A contrast agent, typically gadolinium, helps distinguish between new and old lesions. When injected, gadolinium leaks into areas where the blood-brain barrier is actively broken down by inflammation, highlighting them as “enhancing” lesions. Enhancing lesions indicate current disease activity, while non-enhancing lesions represent older damage. The appearance, shape, and distribution of these spots offer strong evidence for an MS diagnosis.
Why Initial Scans Might Not Reveal MS
Although MRI is the most sensitive test, a patient may experience MS symptoms even with an initially negative scan. This occurs because lesions in the early stages may be too small or too few to be registered by standard imaging protocols. For example, a patient experiencing a clinically isolated syndrome (CIS)—the first episode of neurological symptoms—may not have sufficient lesions to meet diagnostic imaging requirements.
The location of the damage also impacts visibility. If symptoms are caused by a lesion exclusively in the spinal cord, a brain MRI alone would miss the damage. Spinal cord lesions are often smaller and more challenging to detect than brain lesions, especially in the thoracic or lumbar segments.
A small percentage of individuals meeting clinical criteria for MS exhibit clinicoradiologic dissociation. They have clear neurological symptoms but few or no abnormalities on conventional brain MRI. This suggests damage may be occurring at a microscopic level not captured by routine imaging technology. In these cases, diagnosis relies more on the full picture of clinical signs and other laboratory findings.
Other Essential Components of Diagnosis
An MS diagnosis is clinical, relying on a comprehensive assessment that goes beyond imaging alone. A neurologist must establish objective evidence of damage in multiple areas of the central nervous system that occurred at different points in time. This requires a thorough neurological examination and a detailed review of the patient’s past and present symptoms.
Lumbar Puncture
Physicians frequently use a lumbar puncture (spinal tap) to analyze the cerebrospinal fluid (CSF). This procedure checks for oligoclonal bands (OCBs), which are specific proteins indicating an abnormal immune response within the central nervous system. OCBs are found in the CSF of approximately 90% of people with MS and provide strong supportive evidence of the disease.
Evoked Potentials
Another supplementary test is Evoked Potentials (EPs), which measure the speed at which electrical signals travel through nerve pathways. For instance, a visual EP test can detect slowed signal transmission from the optic nerve, even if the patient has recovered from optic neuritis. The combination of clinical findings, imaging results, and these supportive tests helps rule out other conditions that mimic MS, leading to an accurate diagnosis.

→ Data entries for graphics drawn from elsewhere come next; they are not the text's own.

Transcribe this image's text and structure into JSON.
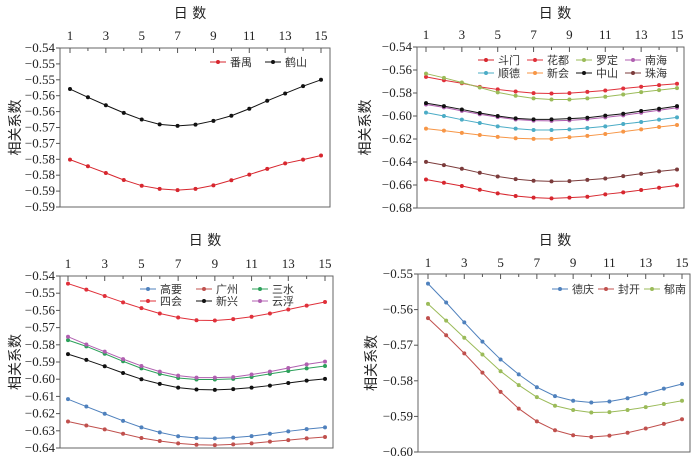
{
  "chart_data": [
    {
      "type": "line",
      "title": "日 数",
      "ylabel": "相关系数",
      "x": [
        1,
        2,
        3,
        4,
        5,
        6,
        7,
        8,
        9,
        10,
        11,
        12,
        13,
        14,
        15
      ],
      "xticks": [
        "1",
        "3",
        "5",
        "7",
        "9",
        "11",
        "13",
        "15"
      ],
      "xaxis_position": "top",
      "ylim": [
        -0.59,
        -0.54
      ],
      "yticks": [
        -0.54,
        -0.545,
        -0.55,
        -0.555,
        -0.56,
        -0.565,
        -0.57,
        -0.575,
        -0.58,
        -0.585,
        -0.59
      ],
      "ytick_labels": [
        "-0.54",
        "-0.55",
        "-0.55",
        "-0.56",
        "-0.56",
        "-0.57",
        "-0.57",
        "-0.58",
        "-0.58",
        "-0.59",
        "-0.59"
      ],
      "grid": false,
      "legend_position": "top-right",
      "legend_columns": 2,
      "series": [
        {
          "name": "番禺",
          "color": "#d7262e",
          "values": [
            -0.5751,
            -0.5772,
            -0.5793,
            -0.5815,
            -0.5833,
            -0.5843,
            -0.5847,
            -0.5843,
            -0.5832,
            -0.5816,
            -0.5798,
            -0.578,
            -0.5763,
            -0.5751,
            -0.5738
          ]
        },
        {
          "name": "鹤山",
          "color": "#111111",
          "values": [
            -0.5529,
            -0.5555,
            -0.558,
            -0.5604,
            -0.5625,
            -0.564,
            -0.5645,
            -0.5641,
            -0.5629,
            -0.5613,
            -0.5591,
            -0.5566,
            -0.5543,
            -0.552,
            -0.55
          ]
        }
      ]
    },
    {
      "type": "line",
      "title": "日 数",
      "ylabel": "相关系数",
      "x": [
        1,
        2,
        3,
        4,
        5,
        6,
        7,
        8,
        9,
        10,
        11,
        12,
        13,
        14,
        15
      ],
      "xticks": [
        "1",
        "3",
        "5",
        "7",
        "9",
        "11",
        "13",
        "15"
      ],
      "xaxis_position": "top",
      "ylim": [
        -0.68,
        -0.54
      ],
      "yticks": [
        -0.54,
        -0.56,
        -0.58,
        -0.6,
        -0.62,
        -0.64,
        -0.66,
        -0.68
      ],
      "ytick_labels": [
        "-0.54",
        "-0.56",
        "-0.58",
        "-0.60",
        "-0.62",
        "-0.64",
        "-0.66",
        "-0.68"
      ],
      "grid": false,
      "legend_position": "top",
      "legend_columns": 4,
      "series": [
        {
          "name": "斗门",
          "color": "#d7262e",
          "values": [
            -0.6552,
            -0.658,
            -0.6609,
            -0.6641,
            -0.6673,
            -0.6696,
            -0.671,
            -0.6716,
            -0.671,
            -0.6702,
            -0.6681,
            -0.6664,
            -0.6644,
            -0.6624,
            -0.6603
          ]
        },
        {
          "name": "花都",
          "color": "#e0303a",
          "values": [
            -0.566,
            -0.5689,
            -0.5715,
            -0.5747,
            -0.5769,
            -0.5787,
            -0.5801,
            -0.5804,
            -0.5801,
            -0.579,
            -0.5778,
            -0.5761,
            -0.5746,
            -0.5732,
            -0.572
          ]
        },
        {
          "name": "罗定",
          "color": "#9bbb59",
          "values": [
            -0.5631,
            -0.5668,
            -0.5709,
            -0.5752,
            -0.5795,
            -0.5824,
            -0.5847,
            -0.5856,
            -0.5856,
            -0.5847,
            -0.5833,
            -0.5813,
            -0.5792,
            -0.5775,
            -0.5758
          ]
        },
        {
          "name": "南海",
          "color": "#b05fb0",
          "values": [
            -0.59,
            -0.5925,
            -0.5955,
            -0.5985,
            -0.601,
            -0.603,
            -0.604,
            -0.6042,
            -0.6038,
            -0.6028,
            -0.6012,
            -0.5995,
            -0.5972,
            -0.595,
            -0.5928
          ]
        },
        {
          "name": "顺德",
          "color": "#4bacc6",
          "values": [
            -0.5971,
            -0.6,
            -0.6032,
            -0.6061,
            -0.609,
            -0.611,
            -0.6122,
            -0.6122,
            -0.6116,
            -0.6104,
            -0.609,
            -0.607,
            -0.6052,
            -0.6032,
            -0.6012
          ]
        },
        {
          "name": "新会",
          "color": "#f79646",
          "values": [
            -0.611,
            -0.6127,
            -0.6147,
            -0.6165,
            -0.6182,
            -0.6194,
            -0.6199,
            -0.6199,
            -0.6185,
            -0.6173,
            -0.6156,
            -0.6136,
            -0.6116,
            -0.6096,
            -0.6078
          ]
        },
        {
          "name": "中山",
          "color": "#111111",
          "values": [
            -0.5888,
            -0.5914,
            -0.5943,
            -0.5974,
            -0.6,
            -0.6021,
            -0.6029,
            -0.6029,
            -0.6023,
            -0.6015,
            -0.5997,
            -0.598,
            -0.5957,
            -0.5937,
            -0.5914
          ]
        },
        {
          "name": "珠海",
          "color": "#7b3b3b",
          "values": [
            -0.6399,
            -0.6427,
            -0.6459,
            -0.6494,
            -0.6526,
            -0.6549,
            -0.6563,
            -0.6569,
            -0.6566,
            -0.6555,
            -0.6543,
            -0.6523,
            -0.6502,
            -0.6482,
            -0.6465
          ]
        }
      ]
    },
    {
      "type": "line",
      "title": "日 数",
      "ylabel": "相关系数",
      "x": [
        1,
        2,
        3,
        4,
        5,
        6,
        7,
        8,
        9,
        10,
        11,
        12,
        13,
        14,
        15
      ],
      "xticks": [
        "1",
        "3",
        "5",
        "7",
        "9",
        "11",
        "13",
        "15"
      ],
      "xaxis_position": "top",
      "ylim": [
        -0.64,
        -0.54
      ],
      "yticks": [
        -0.54,
        -0.55,
        -0.56,
        -0.57,
        -0.58,
        -0.59,
        -0.6,
        -0.61,
        -0.62,
        -0.63,
        -0.64
      ],
      "ytick_labels": [
        "-0.54",
        "-0.55",
        "-0.56",
        "-0.57",
        "-0.58",
        "-0.59",
        "-0.60",
        "-0.61",
        "-0.62",
        "-0.63",
        "-0.64"
      ],
      "grid": false,
      "legend_position": "top",
      "legend_columns": 3,
      "series": [
        {
          "name": "高要",
          "color": "#4f81bd",
          "values": [
            -0.6116,
            -0.6159,
            -0.6201,
            -0.6242,
            -0.628,
            -0.6309,
            -0.6332,
            -0.6342,
            -0.6344,
            -0.634,
            -0.6331,
            -0.6317,
            -0.6303,
            -0.629,
            -0.628
          ]
        },
        {
          "name": "广州",
          "color": "#c0504d",
          "values": [
            -0.6246,
            -0.6269,
            -0.6292,
            -0.6317,
            -0.6342,
            -0.6359,
            -0.6373,
            -0.6381,
            -0.6383,
            -0.6379,
            -0.6373,
            -0.6363,
            -0.6354,
            -0.6344,
            -0.6336
          ]
        },
        {
          "name": "三水",
          "color": "#2ca05a",
          "values": [
            -0.5773,
            -0.5809,
            -0.5852,
            -0.5896,
            -0.5937,
            -0.5969,
            -0.5993,
            -0.6002,
            -0.6002,
            -0.5998,
            -0.5987,
            -0.5969,
            -0.5952,
            -0.5937,
            -0.5923
          ]
        },
        {
          "name": "四会",
          "color": "#e0303a",
          "values": [
            -0.5444,
            -0.5479,
            -0.5516,
            -0.5553,
            -0.5587,
            -0.5618,
            -0.5641,
            -0.5657,
            -0.5659,
            -0.5651,
            -0.5637,
            -0.5618,
            -0.5595,
            -0.5572,
            -0.5551
          ]
        },
        {
          "name": "新兴",
          "color": "#111111",
          "values": [
            -0.5854,
            -0.5888,
            -0.5925,
            -0.5964,
            -0.6,
            -0.6027,
            -0.6049,
            -0.606,
            -0.6062,
            -0.6058,
            -0.6049,
            -0.6037,
            -0.6022,
            -0.6008,
            -0.5998
          ]
        },
        {
          "name": "云浮",
          "color": "#b05fb0",
          "values": [
            -0.5753,
            -0.5798,
            -0.584,
            -0.5883,
            -0.5923,
            -0.5956,
            -0.5979,
            -0.5991,
            -0.5991,
            -0.5988,
            -0.5973,
            -0.5956,
            -0.5935,
            -0.5914,
            -0.5898
          ]
        }
      ]
    },
    {
      "type": "line",
      "title": "日 数",
      "ylabel": "相关系数",
      "x": [
        1,
        2,
        3,
        4,
        5,
        6,
        7,
        8,
        9,
        10,
        11,
        12,
        13,
        14,
        15
      ],
      "xticks": [
        "1",
        "3",
        "5",
        "7",
        "9",
        "11",
        "13",
        "15"
      ],
      "xaxis_position": "top",
      "ylim": [
        -0.6,
        -0.55
      ],
      "yticks": [
        -0.55,
        -0.56,
        -0.57,
        -0.58,
        -0.59,
        -0.6
      ],
      "ytick_labels": [
        "-0.55",
        "-0.56",
        "-0.57",
        "-0.58",
        "-0.59",
        "-0.60"
      ],
      "grid": false,
      "legend_position": "top-right",
      "legend_columns": 3,
      "series": [
        {
          "name": "德庆",
          "color": "#4f81bd",
          "values": [
            -0.5527,
            -0.558,
            -0.5636,
            -0.569,
            -0.574,
            -0.5782,
            -0.5818,
            -0.5843,
            -0.5856,
            -0.5861,
            -0.5858,
            -0.5849,
            -0.5836,
            -0.5822,
            -0.5809
          ]
        },
        {
          "name": "封开",
          "color": "#c0504d",
          "values": [
            -0.5624,
            -0.5672,
            -0.5723,
            -0.5777,
            -0.5831,
            -0.5878,
            -0.5914,
            -0.5939,
            -0.5953,
            -0.5958,
            -0.5954,
            -0.5946,
            -0.5934,
            -0.5921,
            -0.5908
          ]
        },
        {
          "name": "郁南",
          "color": "#9bbb59",
          "values": [
            -0.5584,
            -0.5631,
            -0.5679,
            -0.5726,
            -0.5773,
            -0.5812,
            -0.5846,
            -0.587,
            -0.5882,
            -0.5889,
            -0.5888,
            -0.5882,
            -0.5874,
            -0.5865,
            -0.5856
          ]
        }
      ]
    }
  ]
}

Using Subsequent Scans to Confirm Diagnosis
When an initial MRI is negative or ambiguous, subsequent imaging over time is necessary to confirm the diagnosis. The appearance of new lesions on a follow-up scan fulfills the temporal requirement of the diagnosis. This demonstrates that inflammatory activity has occurred at different moments in time, even without new reported symptoms.
After diagnosis is confirmed, repeat scans monitor the disease and assess treatment effectiveness. Guidelines recommend a follow-up brain MRI approximately once a year to look for new or newly enhancing lesions. This monitoring tracks disease activity and helps adjust therapies to minimize future damage. The goal of repeated imaging is often to achieve “No Evidence of Disease Activity” (NEDA). NEDA means the absence of new clinical symptoms, new enhancing lesions, and new or enlarging T2 lesions on the MRI.